What happened to British architects experimenting in Berlin?

Remember when Berlin was a giddy architectural funhouse? For about 20 years starting in the mid-1980s, the city was a laboratory welcoming building innovators from around the world – and these British designers led the way.

James Stirling and Michael Wilford

In July 2000, Queen Elizabeth II cut the ribbon for Berlin’s new British Embassy. The edifice replaced a bomb-damaged, pre-World War II consulate and was given a matching sandstone facade – except this one has a gaping hole in the middle revealing its innards: three giant, angled blocks in blue, silver and violet. Huh?
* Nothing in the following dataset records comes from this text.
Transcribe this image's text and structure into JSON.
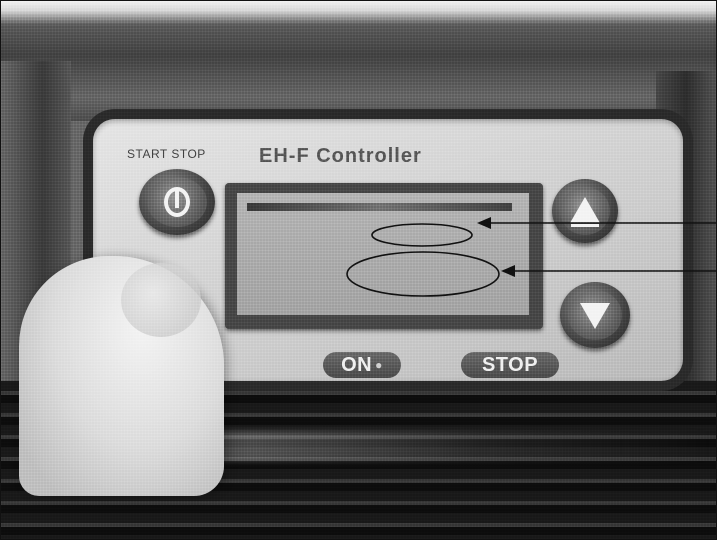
{
  "photo": {
    "title": "EH-F Controller",
    "start_stop_label": "START  STOP",
    "on_label": "ON",
    "stop_label": "STOP"
  },
  "icons": [
    "power-icon",
    "up-arrow-icon",
    "down-arrow-icon"
  ]
}
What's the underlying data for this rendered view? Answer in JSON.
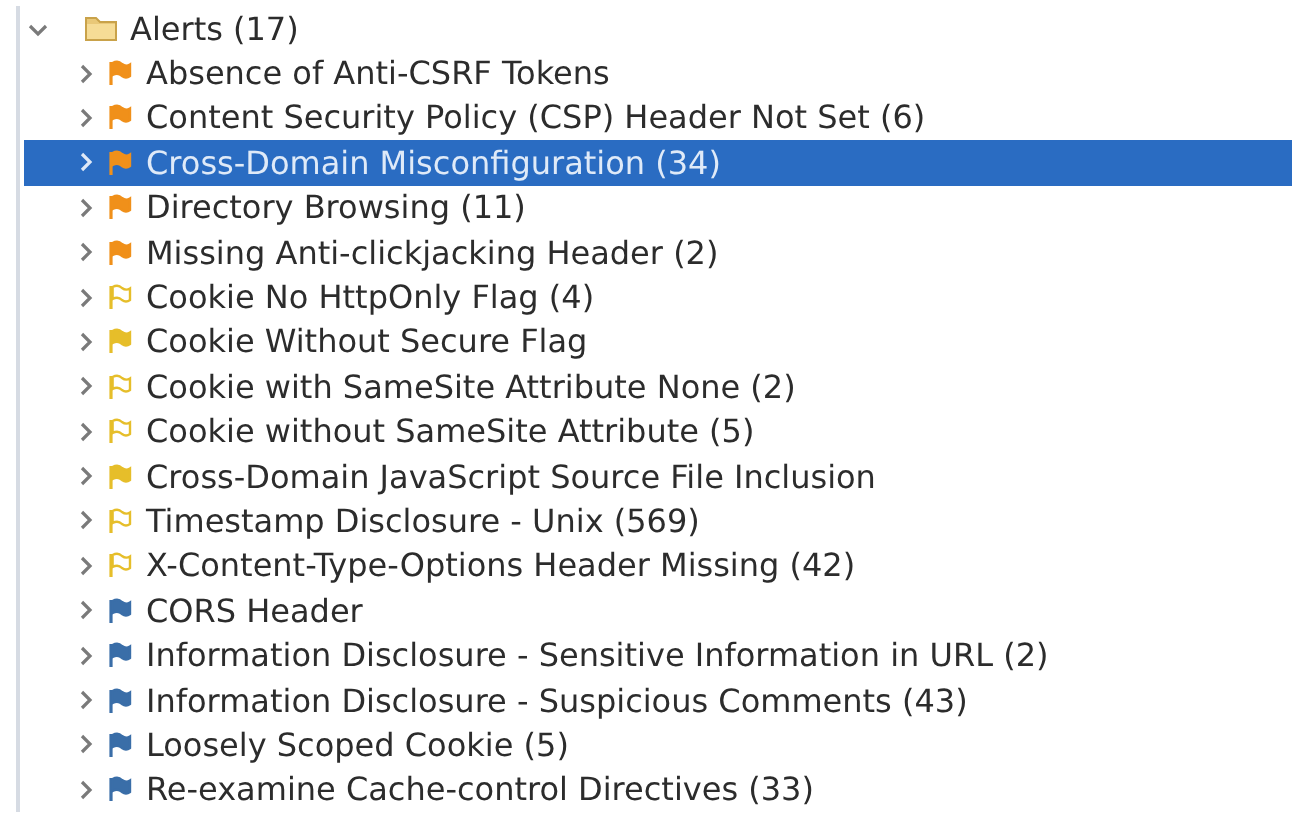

While the queen politely toured the oddball building, her husband Prince Philip was overheard calling it “a waste of space”. It’s likely the designer, architect Michael Wilford, savoured the royal rebuff. He and his late partner James Stirling had specialised in creating cheeky, subversive buildings aimed at exploding weighty architectural precepts and pomposity.
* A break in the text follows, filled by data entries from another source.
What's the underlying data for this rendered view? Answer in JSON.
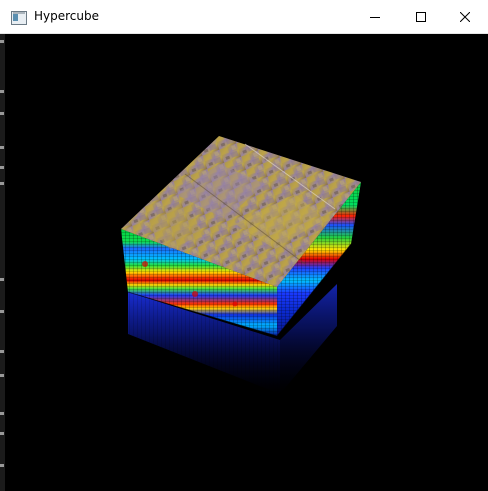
{
  "window": {
    "title": "Hypercube",
    "icon": "window-app-icon",
    "controls": {
      "minimize": "minimize-icon",
      "maximize": "maximize-icon",
      "close": "close-icon"
    }
  },
  "scene": {
    "description_icon": "hypercube-3d-render",
    "background_color": "#000000",
    "top_face_colors": [
      "#8a7a9e",
      "#b89a7a",
      "#c8b040",
      "#a89070"
    ],
    "side_band_colors": [
      "#0a1aa0",
      "#1a3aff",
      "#00c8ff",
      "#00e050",
      "#ffe000",
      "#ff4000",
      "#e00000"
    ]
  }
}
Twelve years earlier, they’d been hired to add on to the WZB Wissenschaftszentrum, a West Berlin research complex in a 19th-century palazzo. Their answer was a collection of five structures shaped like iconic architectural monuments – a basilica, an octagonal tower, etc. All are wrapped in matching pink and blue horizontal stripes with oversized red sandstone window frames. It’s basically the architectural equivalent of a Monty Python skit: Stirling and Wilford toy with architectural history, creating a candy-coloured layer cake version of Renaissance Italy – or is it Albert Speer’s Germania?

Norman Foster

Sir Norman is rightfully proud of his world famous Reichstag re-do completed in 1999, but he initially balked at including its signature dome. Pressured by conservatives to rebuild the parliament’s Victorian-era cupola, Foster countered with its space-age descendant. A giant mirrored cone reflects daylight into the parliament chamber below, and a spiraling, walkable ramp brings the structure to life via a literal incarnation of the building’s populist inscription, Dem Deutsche Volke – “for the German people”.
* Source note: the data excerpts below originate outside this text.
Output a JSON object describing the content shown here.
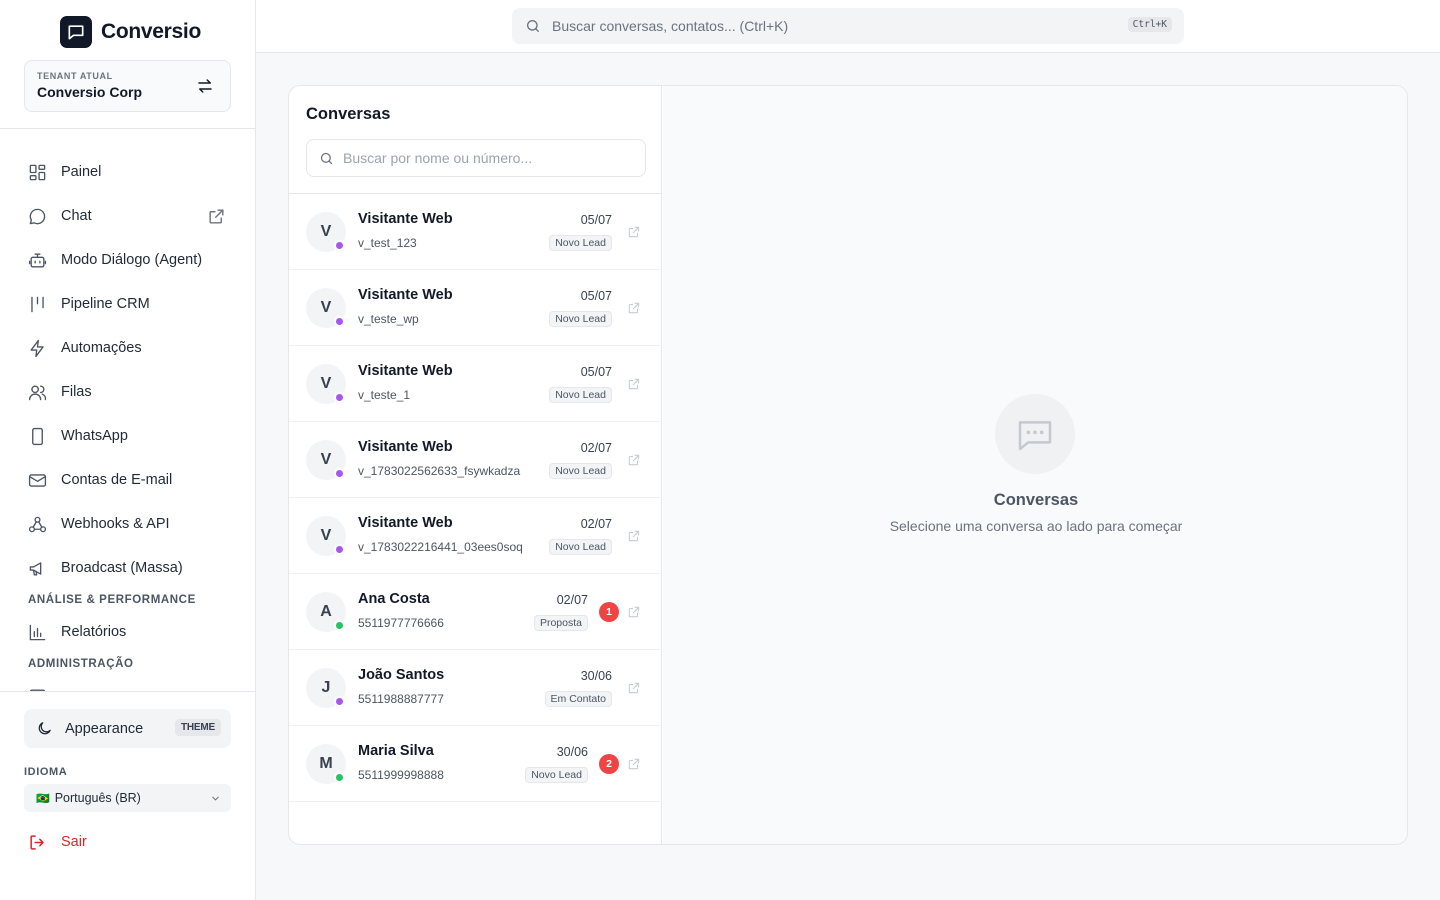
{
  "brand": {
    "name": "Conversio"
  },
  "tenant": {
    "label": "TENANT ATUAL",
    "name": "Conversio Corp"
  },
  "nav": {
    "items": [
      {
        "label": "Painel",
        "icon": "grid-icon"
      },
      {
        "label": "Chat",
        "icon": "chat-bubble-icon",
        "external": true
      },
      {
        "label": "Modo Diálogo (Agent)",
        "icon": "bot-icon"
      },
      {
        "label": "Pipeline CRM",
        "icon": "kanban-icon"
      },
      {
        "label": "Automações",
        "icon": "lightning-icon"
      },
      {
        "label": "Filas",
        "icon": "users-icon"
      },
      {
        "label": "WhatsApp",
        "icon": "phone-icon"
      },
      {
        "label": "Contas de E-mail",
        "icon": "mail-icon"
      },
      {
        "label": "Webhooks & API",
        "icon": "webhook-icon"
      },
      {
        "label": "Broadcast (Massa)",
        "icon": "megaphone-icon"
      }
    ],
    "section_analysis": "ANÁLISE & PERFORMANCE",
    "reports_label": "Relatórios",
    "section_admin": "ADMINISTRAÇÃO"
  },
  "appearance": {
    "label": "Appearance",
    "badge": "THEME"
  },
  "language": {
    "label": "IDIOMA",
    "flag": "🇧🇷",
    "value": "Português (BR)"
  },
  "logout": {
    "label": "Sair"
  },
  "search": {
    "placeholder": "Buscar conversas, contatos... (Ctrl+K)",
    "shortcut": "Ctrl+K"
  },
  "conversations": {
    "title": "Conversas",
    "search_placeholder": "Buscar por nome ou número...",
    "items": [
      {
        "initial": "V",
        "name": "Visitante Web",
        "sub": "v_test_123",
        "date": "05/07",
        "tag": "Novo Lead",
        "status_color": "#a855f7",
        "unread": ""
      },
      {
        "initial": "V",
        "name": "Visitante Web",
        "sub": "v_teste_wp",
        "date": "05/07",
        "tag": "Novo Lead",
        "status_color": "#a855f7",
        "unread": ""
      },
      {
        "initial": "V",
        "name": "Visitante Web",
        "sub": "v_teste_1",
        "date": "05/07",
        "tag": "Novo Lead",
        "status_color": "#a855f7",
        "unread": ""
      },
      {
        "initial": "V",
        "name": "Visitante Web",
        "sub": "v_1783022562633_fsywkadza",
        "date": "02/07",
        "tag": "Novo Lead",
        "status_color": "#a855f7",
        "unread": ""
      },
      {
        "initial": "V",
        "name": "Visitante Web",
        "sub": "v_1783022216441_03ees0soq",
        "date": "02/07",
        "tag": "Novo Lead",
        "status_color": "#a855f7",
        "unread": ""
      },
      {
        "initial": "A",
        "name": "Ana Costa",
        "sub": "5511977776666",
        "date": "02/07",
        "tag": "Proposta",
        "status_color": "#22c55e",
        "unread": "1"
      },
      {
        "initial": "J",
        "name": "João Santos",
        "sub": "5511988887777",
        "date": "30/06",
        "tag": "Em Contato",
        "status_color": "#a855f7",
        "unread": ""
      },
      {
        "initial": "M",
        "name": "Maria Silva",
        "sub": "5511999998888",
        "date": "30/06",
        "tag": "Novo Lead",
        "status_color": "#22c55e",
        "unread": "2"
      }
    ]
  },
  "empty_state": {
    "title": "Conversas",
    "subtitle": "Selecione uma conversa ao lado para começar"
  }
}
But Foster’s most mind-blowing Berlin dome lies hidden in Dahlem. The Free University’s Philological Library is a hive of academics studying inside a giant recreation of a human cranium. Below its skull-shaped translucent roof are five levels of books and desks spread over floor plates modeled on lateral sections of a human brain.

Sauerbruch & Hutton

No building embodies the sky’s-the-limit optimism of post-Wall Berlin better than the GSW Headquarters near Checkpoint Charlie. Completed in 1999, the 22-storey tower’s curved western facade is equipped with pink and orange solar blinds that open and close, confetti-like, making the structure a steel-and-glass ode to joy. When they got the job, British-born Louisa Hutton and her German partner Matthias Sauerbruch were based in London, but the tower’s success brought them to Berlin where they generated a series of cheerfully colourful, eco-conscious building projects.

Twenty years later, the pair still work together but with an altered (out)look. Their latest Berlin work is the 2014 TK Maxx flagship store at Alexanderplatz which, along with nearby Primark, has helped turn the once proudly-Communist core of East Berlin into a hub of frenetic, planet-killing capitalism. The building sits wedged between the train station and the TV Tower, a nearly-windowless black box squished under a slab of luxury flats. It’s as cheery as a sullen goth teen at a birthday party.

What ended Berlin’s spree of Brit-driven architectural delirium? Maybe the trauma of that morning in September 2007 when the city woke up next to the Alexa shopping mall? For over a decade, the Hauptstadt has been on a strict architectural diet of gray, black and beige minimalism under the stern eye of the city’s queen of good taste, Swiss-born Building Director Regula Lüscher. It’s no wonder that the only British designer welcome here anymore is David Chipperfield, whose sober buildings, like Museum Island’s new cage-like entrance, dovetail perfectly with Lüscher’s neo-Lutheran asceticism. They are, coincidentally, exactly the kind of buildings that Stirling and Wilford were thumbing their noses at.